Putting this into computer-readable form required creating a Python script with some error-ridden example text and the locations of the errors. I created the initial set of evals for spelling errors, but held off on creating evals for the other error types (punctiation, capitalization, etc.) for now. By the time you read this, there is a good chance it will already have evolved. If that's the case, you can find the latest version here. The evaluation dataset is a list of dicts, each of which contain a paragraph of text taken from a different chapter of Frankenstein which I modified to contain ten spelling mistakes. It also contains a list of ten dicts, each containing

the mis-spelled word
the index of its first and last character
the corrected version of the word

Here's a snippet of the result

evaluation_dataset = [
    {
        'source': 'Frankenstein',
        'chapter': 'L1',
        'paragraph': """
I am already far north of London, and as I walk in the streets of
Petersburgh, I feel a cold northern breeze play upon my cheeks, which
braces my nerves and fills me with delight. Do you understand this
feeling? This breeze, which has travelled from the regions towards
which I am advancing, gives me a foretaste of those icey climes.
Inspirited by this wind of promise, my daydreams become more fervent
and vivid. I try in vain to be persuaded that the pole is the seat of
frost and desolation; it ever presents itself to my imagniation as the
region of beauty and delight. There, Margaret, the sun is for ever
visible, its broad disk just skirting the horizon and diffusing a
perpettual splendour. There—for with your leave, my sister, I will put
...
requisite; or by ascertaining the secret of the magnet, which, if at
all possible, can only be effected by an undertaking such as mine.
                """,
        'mistakes': [
            {
                'first_char': 322,
                'last_char': 325,
                'wrong_text': 'icey',
                'correct_text': 'icy',
            },
            {
                'first_char': 526,
                'last_char': 536,
                'wrong_text': 'imagniation',
                'correct_text': 'imagination',
            },
            {
                'first_char': 678,
                'last_char': 687,
                'wrong_text': 'perpettual',
                'correct_text': 'perpetual',
            },
            ...
        ]
    },
]

End-to-end prototyping

It’s fair to ask why I don’t go ahead and complete the evaluation datasets for the other types of errors. It seems logical to completely finish this step before moving onto the next. We can imagine this as a breadth-first solution to the problem, thoroughly working through one stage of development, putting some polish on it before moving to the next. When this work is spread across teams, this is called waterfall style development. One team completes a whole stage of the project like design or backend support before passing it onto the next.

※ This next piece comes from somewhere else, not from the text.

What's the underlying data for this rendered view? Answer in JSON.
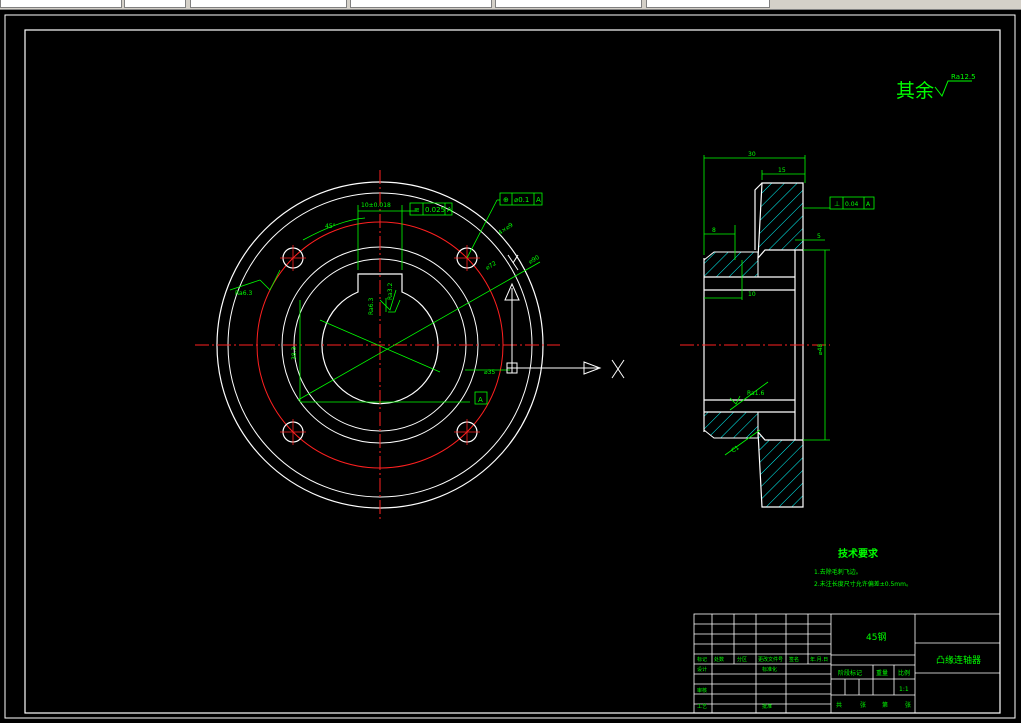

The alternative to this is a depth-first development strategy. Building a bare bones end-to-end solution and then adding breadth and sophistication to it in subsequent passes. Starting with an end-to-end prototype means leaving a lot of things incomplete in the first pass. It means creating something that you would be embarrassed to show to your friends. If you’re working across multiple teams, it means a whole lot more communication up front.

In theory, both of these approaches are valid and will produce a good result in similar timeframes. But in practice, they don’t. The waterfall approach assumes that all of the work done at each stage gets to remain in its final form. In fact, every additional stage teaches us things we didn’t know about what needed to come before. This requires a lot of rework on stages that we had previously thought were complete. In an end-to-end prototyping approach this rework happens quickly. The whole project has a lot less momentum and can pivot more gracefully. It is more agile.

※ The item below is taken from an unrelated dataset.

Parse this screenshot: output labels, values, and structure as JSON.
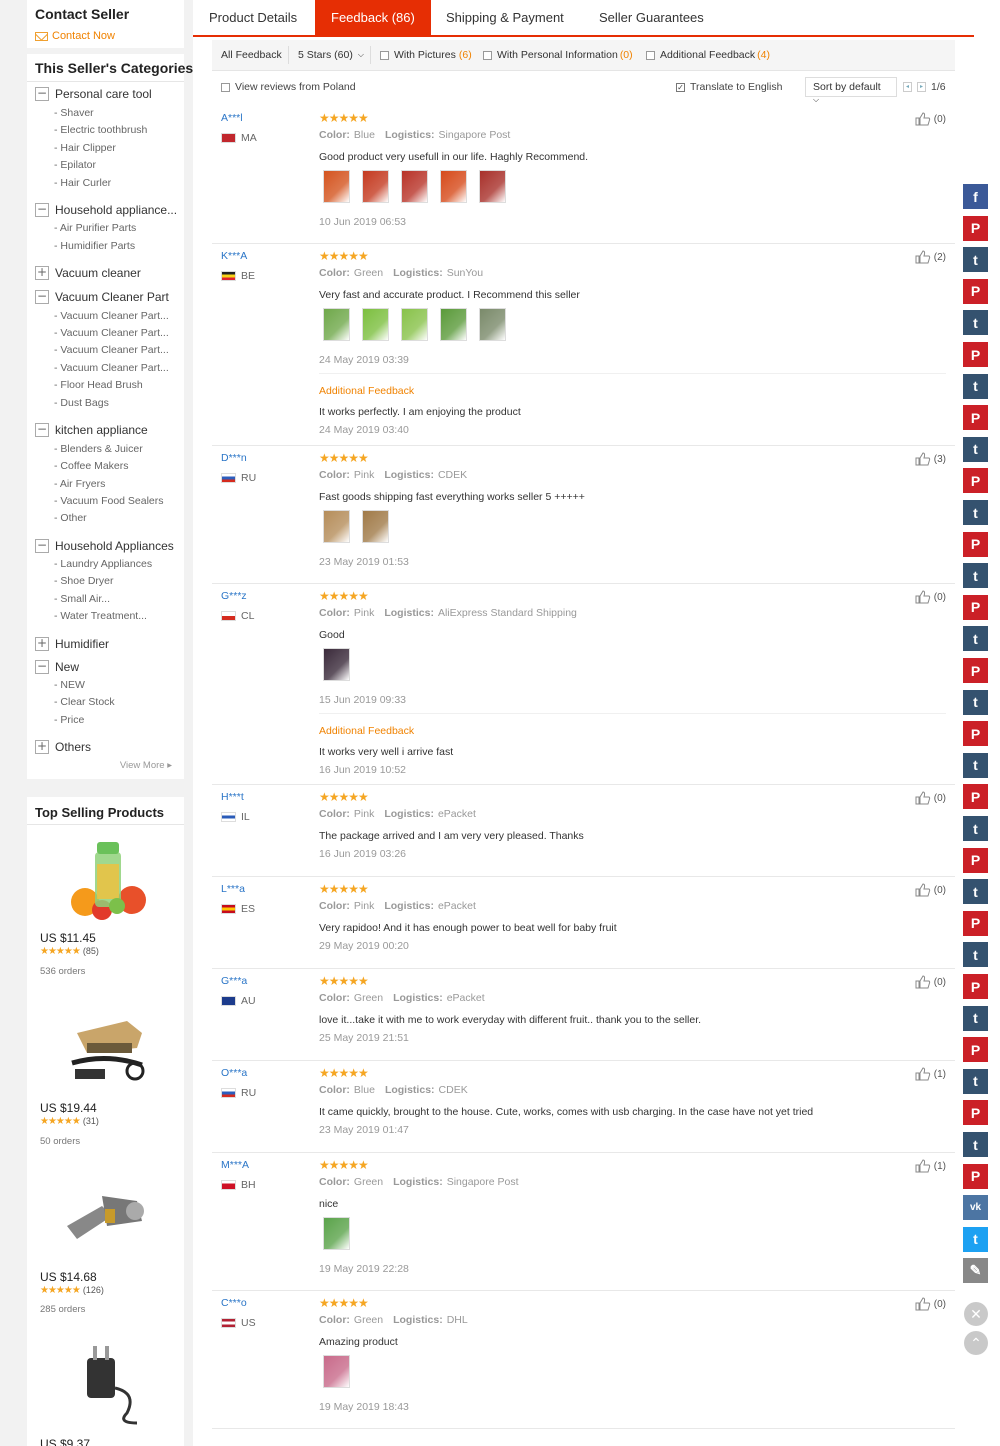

This lesson can take a long time to learn, and in some cases, it is in managers' interest to ignore it, depending on the incentives of the organization. But since I am all of the engineering teams and all of the levels of management for this project I get to decide: We’re going to start with a lightweight end-to-end prototype.

So now that the spelling evals are done, onto the next stage—building a model to detect misspelled words.